Rather, Section 2030.300,
subdivision (a)(1), provides that the party propounding an interrogatory may
file a motion to compel a further response where the answer received is
“evasive or incomplete.” And the failure timely to file a motion to compel a
further response to an evasive or incomplete answer constitutes a waiver of any
right to a further response. (Code Civ. Proc., § 2030.300, subd. (c).) The
prevailing party on a motion to compel further responses is limited to an award
of monetary sanctions. (Code Civ. Proc., § 2030.300, subd. (d).) An evidence
sanction is available only where the responding party “fails to obey an
order compelling further response to interrogatories.” (Code Civ. Proc., §
2030.300, subd. (e).)
Based on the foregoing, this
motion for summary judgment is not the proper method by which to seek to
exclude these newly produced purchase orders.
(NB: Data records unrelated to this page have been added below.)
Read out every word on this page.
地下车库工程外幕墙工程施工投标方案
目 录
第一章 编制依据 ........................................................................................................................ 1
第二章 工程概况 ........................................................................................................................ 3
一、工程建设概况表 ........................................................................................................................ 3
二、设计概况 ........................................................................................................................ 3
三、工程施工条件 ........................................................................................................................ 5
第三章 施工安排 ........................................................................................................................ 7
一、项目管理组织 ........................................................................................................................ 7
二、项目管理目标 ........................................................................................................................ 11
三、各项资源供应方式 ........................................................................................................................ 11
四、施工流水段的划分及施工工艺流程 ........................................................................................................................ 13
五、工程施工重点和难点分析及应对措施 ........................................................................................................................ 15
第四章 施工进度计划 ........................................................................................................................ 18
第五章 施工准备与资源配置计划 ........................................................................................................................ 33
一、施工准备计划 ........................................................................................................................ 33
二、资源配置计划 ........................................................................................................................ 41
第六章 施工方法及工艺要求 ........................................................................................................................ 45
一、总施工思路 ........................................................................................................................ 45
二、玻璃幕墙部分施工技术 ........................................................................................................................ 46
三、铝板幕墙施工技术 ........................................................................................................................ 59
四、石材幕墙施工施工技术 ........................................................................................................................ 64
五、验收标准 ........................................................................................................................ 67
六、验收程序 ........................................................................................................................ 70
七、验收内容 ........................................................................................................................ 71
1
Defendants also contend that there is no evidence that the lost inventory
from Shanghai Forts was actually delivered to the ML Warehouse. Specifically,
Defendants argue no bill of ladings were produced and such documents are
required to import intentional goods. (Mot., 7:2-10.) As Defendants further
explain, Plaintiff retained Becky O’Malley (O’Malley) as its rebuttal expert on
the issue of whether Rotax received the alleged inventory at the ML Warehouse.
(DSS 64.) O’Malley testified that (1) a bill of lading is required for a
shipment from China to show that the goods have landed where they need to be,
and (2) companies cannot ship textiles from China to the United States without
a bill of lading because the goods cannot make it through the customs clearance
process without one. (DSS 65.) O’Malley never saw any bills of lading in this
case. (DSS 66.)
Again, Defendants do not shift their burden on this ground. That
is, the absence of this documentary evidence does not shift Defendants’ burden.
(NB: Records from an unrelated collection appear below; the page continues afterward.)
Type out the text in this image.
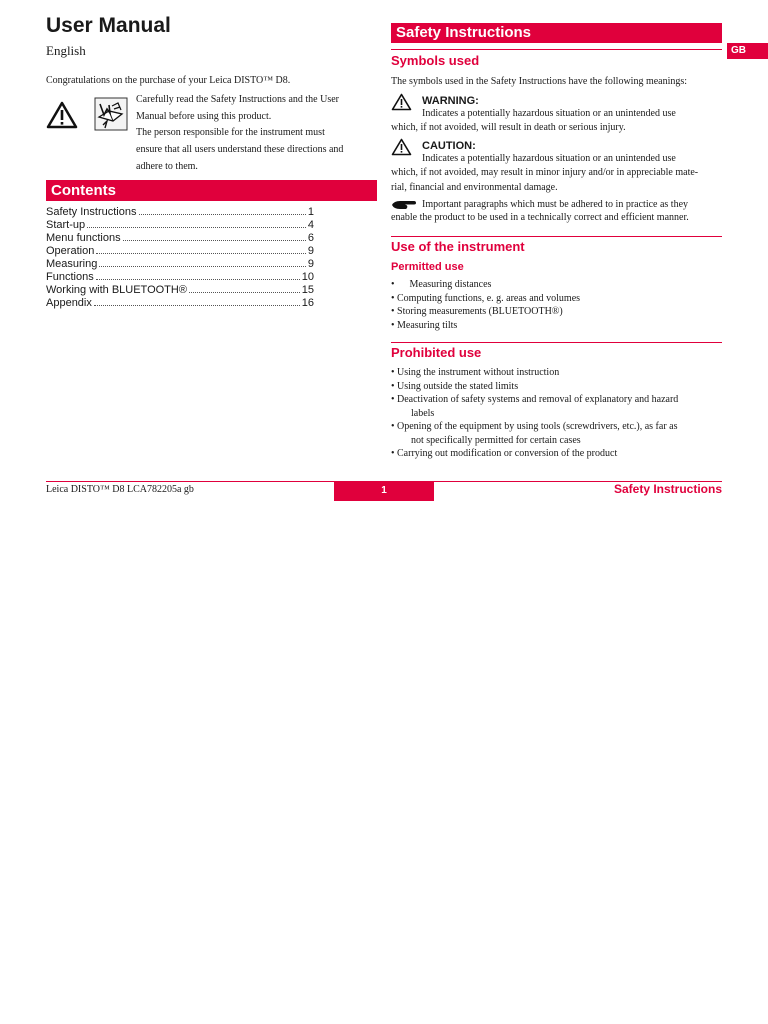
User Manual
English
Congratulations on the purchase of your Leica DISTO™ D8.
Carefully read the Safety Instructions and the User
Manual before using this product.
The person responsible for the instrument must
ensure that all users understand these directions and
adhere to them.
Contents
Safety Instructions	1
Start-up	4
Menu functions	6
Operation	9
Measuring	9
Functions	10
Working with BLUETOOTH®	15
Appendix	16
Safety Instructions
GB
Symbols used
The symbols used in the Safety Instructions have the following meanings:
WARNING:
Indicates a potentially hazardous situation or an unintended use
which, if not avoided, will result in death or serious injury.
CAUTION:
Indicates a potentially hazardous situation or an unintended use
which, if not avoided, may result in minor injury and/or in appreciable mate-
rial, financial and environmental damage.
Important paragraphs which must be adhered to in practice as they
enable the product to be used in a technically correct and efficient manner.
Use of the instrument
Permitted use
•      Measuring distances
• Computing functions, e. g. areas and volumes
• Storing measurements (BLUETOOTH®)
• Measuring tilts
Prohibited use
• Using the instrument without instruction
• Using outside the stated limits
• Deactivation of safety systems and removal of explanatory and hazard
labels
• Opening of the equipment by using tools (screwdrivers, etc.), as far as
not specifically permitted for certain cases
• Carrying out modification or conversion of the product
Leica DISTO™ D8 LCA782205a gb	1	Safety Instructions
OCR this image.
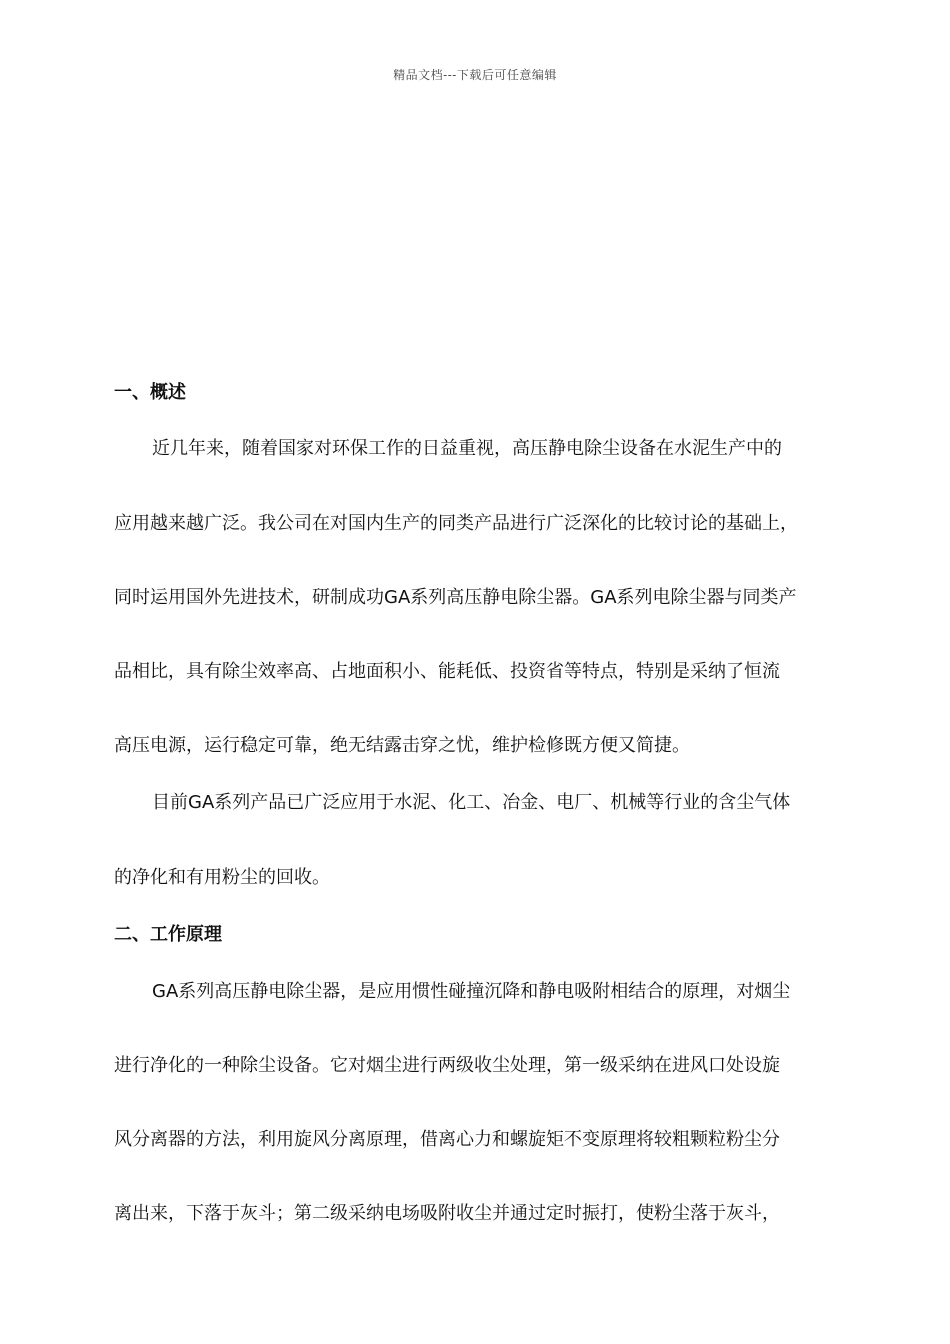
精品文档---下载后可任意编辑
一、概述
近几年来，随着国家对环保工作的日益重视，高压静电除尘设备在水泥生产中的
应用越来越广泛。我公司在对国内生产的同类产品进行广泛深化的比较讨论的基础上，
同时运用国外先进技术，研制成功GA系列高压静电除尘器。GA系列电除尘器与同类产
品相比，具有除尘效率高、占地面积小、能耗低、投资省等特点，特别是采纳了恒流
高压电源，运行稳定可靠，绝无结露击穿之忧，维护检修既方便又简捷。
目前GA系列产品已广泛应用于水泥、化工、冶金、电厂、机械等行业的含尘气体
的净化和有用粉尘的回收。
二、工作原理
GA系列高压静电除尘器，是应用惯性碰撞沉降和静电吸附相结合的原理，对烟尘
进行净化的一种除尘设备。它对烟尘进行两级收尘处理，第一级采纳在进风口处设旋
风分离器的方法，利用旋风分离原理，借离心力和螺旋矩不变原理将较粗颗粒粉尘分
离出来，下落于灰斗；第二级采纳电场吸附收尘并通过定时振打，使粉尘落于灰斗，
Moreover, the opposition evidence contains the declaration of Sako
Gharakhani who represents that he walked through the warehouse and observed
Rotax’s merchandise – based on the writing on the boxes. (Gharakhani Decl., ¶¶ 4-5.)[3]
Plaintiff also submits the deposition testimony of Joseph Levy, the manager
of the warehouse, who represents that he was present when Rotax’s inventory
arrived at the Warehouse. (Sales Decl., ¶ 3 [Levy Depo., 162:1-18].)
On summary judgment, this evidence
is sufficient to create a triable issue of material fact. Finding that there is
a triable issue of material fact with respect to the lost inventory, the motion
for summary judgment may be denied. That is, this evidence is sufficient to
raise triable issue of material facts with respect to damages. Thus, the Court
need not address whether there is also a triable issue of material fact with
respect to the lost profits damages because the damages element has been satisfied
with the lost inventory damages.
Conclusion
The motion
for summary judgment is denied.
[1] The name “Shanghai Forts” appears as the “shipper” on
Rotax’s invoice and purchase orders, but there are no documents from Shanghai
Forts itself. (DSS 46.)
[2] Defendants also argue that Plaintiff have conceded
there was no liability incurred by pointing to Plaintiff’s Form 9.1 interrogatory
response. Defendant states that, in response to Daragon’s Form Interrogatories,
Set One, No. 9.1, Rotax answered “none” when asked if there was any person to
whom an obligation relating to the alleged inventory was incurred. (DSS 50.)
However, this misstates the nature of the interrogatory which pertain to “other
damages” which Plaintiff identified as the lost profits – not the lost
inventory identified in Form Interrogatory No. 7.
[3] This portion of the declaration is admissible.